Le disquaire fait des chiffres, pour le compte d’une maison de disques qui cherche à préserver l’euphorie d’un public, lui-même qui s’approprie un peu trop le show, jusqu’à en oublier la star sous les projecteurs. Pourtant, nous n’allons pas dans la direction de ce cycle industriel sauvage, ou du moins indirectement, via l’exil d’un roi, sans couronne, sans public. Il se retire avec sa voix, ses pensées et son ouverture d’esprit, au cœur d’un environnement qui le fascine et qui l’inspire plus que ses beats ou ses tubes passés. Freddie Gibbs enfile sciemment le costume méta de cet artiste à la croisée des chemins, comme si sa crise actuelle actualisait une retraite anticipée. Un manteau de fourrure, un pantalon de chasse, des pantoufles et un brin d’humilité suffisent à rendre son personnage attachant et Mercury Maxwell l’est. Présenté comme un animal à l’ouverture, il reprend alors peu à peu le contrôle sur la vie qui lui convient, une vie de simplicité et de partage.
Le réalisateur français réussit à sublimer la nature, qui reconnecte tous les bipèdes qui s’y trouvent avec une leçon bienveillante et un sentiment de lâcher-prise fort. Il n’y a pas d’argent qui sortira Merc de sa zone de confort et ce n’est pas avec son extraordinaire sculpture, qu’il expose fièrement chez lui qu’il trouvera la force de s’évader. Il cherche à se faire un nom, un vrai, non pas un pseudo pour qui il ne fera que l’objet d’insulte ou de critiques sur les réseaux. De la sensibilité, il en a à revendre. Il suffit de le voir évoluer dans la ferme de Bob Tarasuk pour qu’il comprenne ce qu’il incarne au-delà de son territoire d’influence. Et ce rapport embrasse une autre pièce maîtresse de l’œuvre, la charmante Michaele (Jamie Neumann), rêvant de fuir cette campagne pour ses études. Il n’est donc pas tant question de mobilité que de stabilité, du moment que chacun soit en accord avec ce qu’il ressent.
« Down With The King » nous cueille ainsi, avec une galerie de personnages bluffant et des situations cocasses on ne peut plus réjouissantes. Ce qui manquera toutefois, c’est une rupture de rythme, souvent monotone et pas assez détonante pour que l’on profite pleinement de l’excursion en terres sauvages.
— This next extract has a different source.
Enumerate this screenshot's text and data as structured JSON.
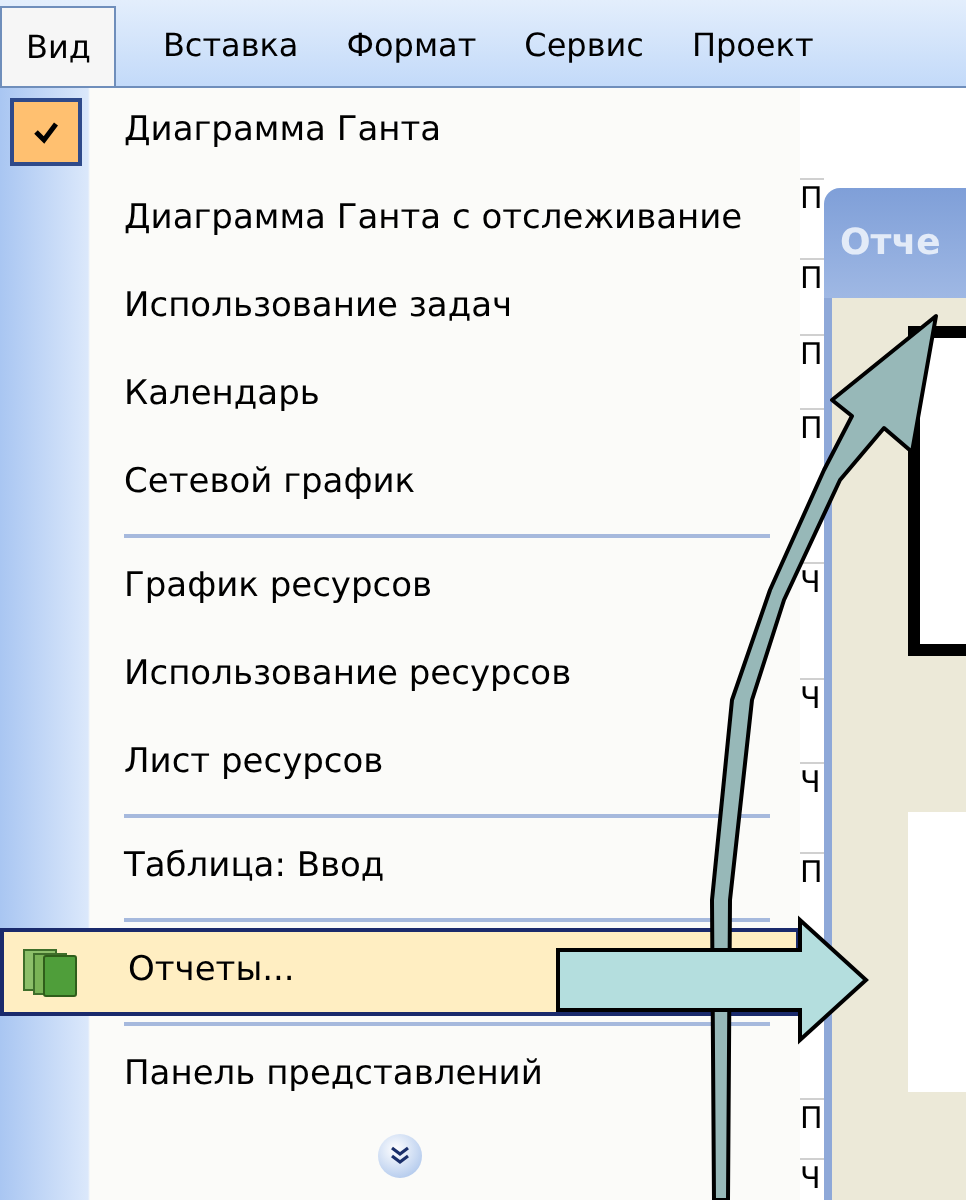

L’idée de cette régression sert pourtant le récit, mais à demi-mesure, comme si un chant du cygne silencieux était en cours. Cela n’ampute ni la finesse ni la sagesse des propos qui s’en dégage, à noter que le casting réunit tout un ensemble de comédiens, professionnels ou non. Il aura le mérite de trancher sur le destin d’un homme sérieux, serviable et en phase avec sa propre humanité.